Earlier this year, 20th Century Fox filed a copy infringement and breach of contract lawsuit against Warner Bros over the big screen rights of the upcoming comic book adaptation Watchmen. Fox alleged that it had the “exclusive copyright and contract rights” to “produce and develop the picture and to distribute the work throughout the world.” When the story was first reported, many wrote it off as baseless. Even I assumed that it would be thrown out of court or quickly settled for a small amount of cash. WRONG.
Not only did Judge Gary Feess of the U.S. District Court for the Central District of California deny a motion by Warner Bros to dismiss the lawsuit, but according to Nikki Finke, he appeared to conclude that “Fox could hold some of the rights to the material, even if it did not hold all rights.” Of course, his view could change over the course of litigation, but this doesn’t look good for Warner Bros.

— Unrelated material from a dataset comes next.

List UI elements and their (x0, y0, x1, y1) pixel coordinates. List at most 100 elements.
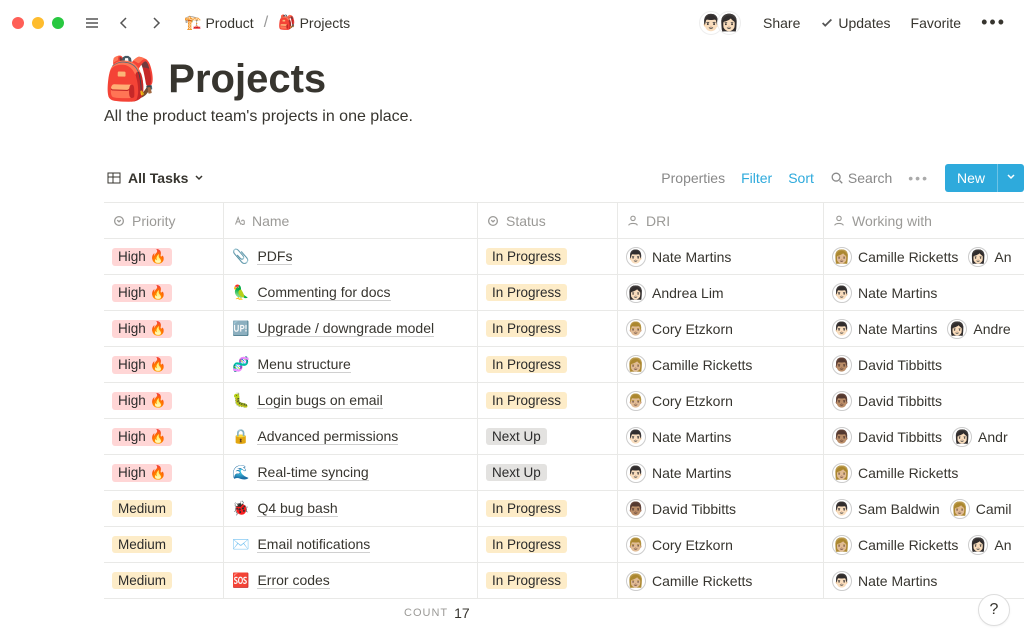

According to the suit, Fox acquired all motion picture rights to Watchmen through a series of contracts with the author, and subsequent screenplays by Charles McKeown and Sam Hamm. This has been certified by the U.S. Copyright Office. In 1994, Fox and producer Larry Gordon entered into an agreement that would require a buy-out payment if a Watchmen movie was ever produced, in addition for profit participation of 2.5 percent of 100 percent of net profits on any motion pictures that result (this includes sequels and spin-offs such as The Black Freighter). According to the lawsuit , neither Gordon nor Warner Bros has paid Fox the buy-out amount. Warner Bros insists that they have the sole rights to the project.
So what does this mean for the future of Zack Snyder’s Watchmen?
Update: Variety says that Fox “could wind up as a profit participant in the film, and could cost Warners millions considering the film’s box office prospects. However, Fox’s legal team says it isn’t looking for monetary compensation and instead wants to prevent the big-budget film from being released altogether.”